By Charles Sercombe
According to Gov. Rick Snyder, he’s got big plans for schools in trouble.
He held a press conference this week to announce an ambitious goal to start with Detroit’s worst schools and said that by 2013, the worst academically performing schools – the bottom 5 percent – in the state would be next.
The schools will be managed under a program called the Education Achievement Authority.
So … does any of this have any impact on Hamtramck Public Schools?
From what Superintendent Tom Niczay can tell, not likely. First of all, none of Hamtramck’s Public Schools are in the bottom 5 percent.
(It was not known at press time if any of the city’s charter schools fall into that category.)
As for the other aspects of Snyder’s plan, Niczay simply had this to say: “There are a lot of unknowns.”
And he’s not the first person to point out – or at least insinuate – Snyder’s plan for Detroit and other schools is vague at best.
One editorial writer at Mlive.com – an online news outlet — compared Snyder’s plan to nothing more than rearranging the deck chairs on the Titanic.
Teachers throughout the state have chimed in saying that the core issue is to first deal poverty many students live with, such as broken homes.
Teachers say: How can you expect to raise the grades and test scores of kids who live with no heat, little food, and possibly a very violent homelife?

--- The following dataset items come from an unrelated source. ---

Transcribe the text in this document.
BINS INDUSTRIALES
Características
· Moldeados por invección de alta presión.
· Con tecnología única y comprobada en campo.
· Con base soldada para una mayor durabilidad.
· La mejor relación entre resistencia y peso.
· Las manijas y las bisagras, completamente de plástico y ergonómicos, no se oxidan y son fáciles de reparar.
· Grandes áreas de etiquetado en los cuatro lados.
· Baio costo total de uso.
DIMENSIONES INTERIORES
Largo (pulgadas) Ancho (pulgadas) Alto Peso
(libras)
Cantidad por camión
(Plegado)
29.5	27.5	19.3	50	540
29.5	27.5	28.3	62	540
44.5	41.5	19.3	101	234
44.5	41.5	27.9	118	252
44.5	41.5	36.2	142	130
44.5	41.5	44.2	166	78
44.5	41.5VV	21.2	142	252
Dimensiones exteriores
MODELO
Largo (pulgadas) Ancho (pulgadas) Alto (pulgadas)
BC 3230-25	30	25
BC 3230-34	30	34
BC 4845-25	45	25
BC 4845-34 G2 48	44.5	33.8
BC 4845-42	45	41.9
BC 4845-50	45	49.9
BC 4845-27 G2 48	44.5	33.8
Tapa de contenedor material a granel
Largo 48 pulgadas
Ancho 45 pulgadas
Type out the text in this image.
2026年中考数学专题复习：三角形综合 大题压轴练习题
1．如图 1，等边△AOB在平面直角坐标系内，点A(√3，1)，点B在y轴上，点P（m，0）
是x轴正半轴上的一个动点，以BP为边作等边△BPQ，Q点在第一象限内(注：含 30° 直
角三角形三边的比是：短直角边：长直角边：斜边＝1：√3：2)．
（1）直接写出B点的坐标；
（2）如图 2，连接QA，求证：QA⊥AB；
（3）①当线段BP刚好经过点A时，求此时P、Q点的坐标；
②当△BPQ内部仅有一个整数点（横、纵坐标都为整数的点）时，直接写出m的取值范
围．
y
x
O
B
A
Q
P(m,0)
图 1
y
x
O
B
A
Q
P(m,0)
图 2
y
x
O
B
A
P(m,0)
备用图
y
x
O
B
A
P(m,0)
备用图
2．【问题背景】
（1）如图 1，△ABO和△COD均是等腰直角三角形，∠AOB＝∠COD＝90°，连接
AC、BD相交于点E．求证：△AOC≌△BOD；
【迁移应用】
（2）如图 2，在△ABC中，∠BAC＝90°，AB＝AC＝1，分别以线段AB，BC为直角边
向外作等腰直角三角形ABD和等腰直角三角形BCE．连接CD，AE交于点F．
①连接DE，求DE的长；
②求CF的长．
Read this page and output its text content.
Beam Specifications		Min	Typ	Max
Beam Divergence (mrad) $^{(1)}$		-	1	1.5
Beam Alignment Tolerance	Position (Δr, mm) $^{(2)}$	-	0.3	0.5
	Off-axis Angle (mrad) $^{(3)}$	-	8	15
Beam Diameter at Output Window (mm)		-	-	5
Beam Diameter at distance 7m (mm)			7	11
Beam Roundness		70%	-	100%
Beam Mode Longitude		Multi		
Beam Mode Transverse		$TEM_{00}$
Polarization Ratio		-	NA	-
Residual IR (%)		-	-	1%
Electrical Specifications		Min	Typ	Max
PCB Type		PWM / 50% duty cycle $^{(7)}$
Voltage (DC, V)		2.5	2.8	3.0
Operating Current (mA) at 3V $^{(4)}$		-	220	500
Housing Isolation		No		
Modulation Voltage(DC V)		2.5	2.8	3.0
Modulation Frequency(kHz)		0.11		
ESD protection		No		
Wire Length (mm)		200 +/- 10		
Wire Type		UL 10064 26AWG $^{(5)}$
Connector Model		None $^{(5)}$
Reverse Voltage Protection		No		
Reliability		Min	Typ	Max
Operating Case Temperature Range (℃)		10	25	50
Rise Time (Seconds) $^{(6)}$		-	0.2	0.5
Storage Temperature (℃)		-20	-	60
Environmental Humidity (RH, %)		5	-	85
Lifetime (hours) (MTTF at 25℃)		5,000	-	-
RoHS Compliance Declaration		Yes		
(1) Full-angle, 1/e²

But one thing Niczay wishes he could get was some relief on the district’s budget deficit. Detroit was given permission to issue bonds to pay off its massive $300 million deficit.
Hamtramck schools are facing a $6 million deficit, thanks in no small part to cuts made in financial aid from the state.
Perhaps the bigger question is, have Snyder’s cuts in financial aid set up school districts for failure?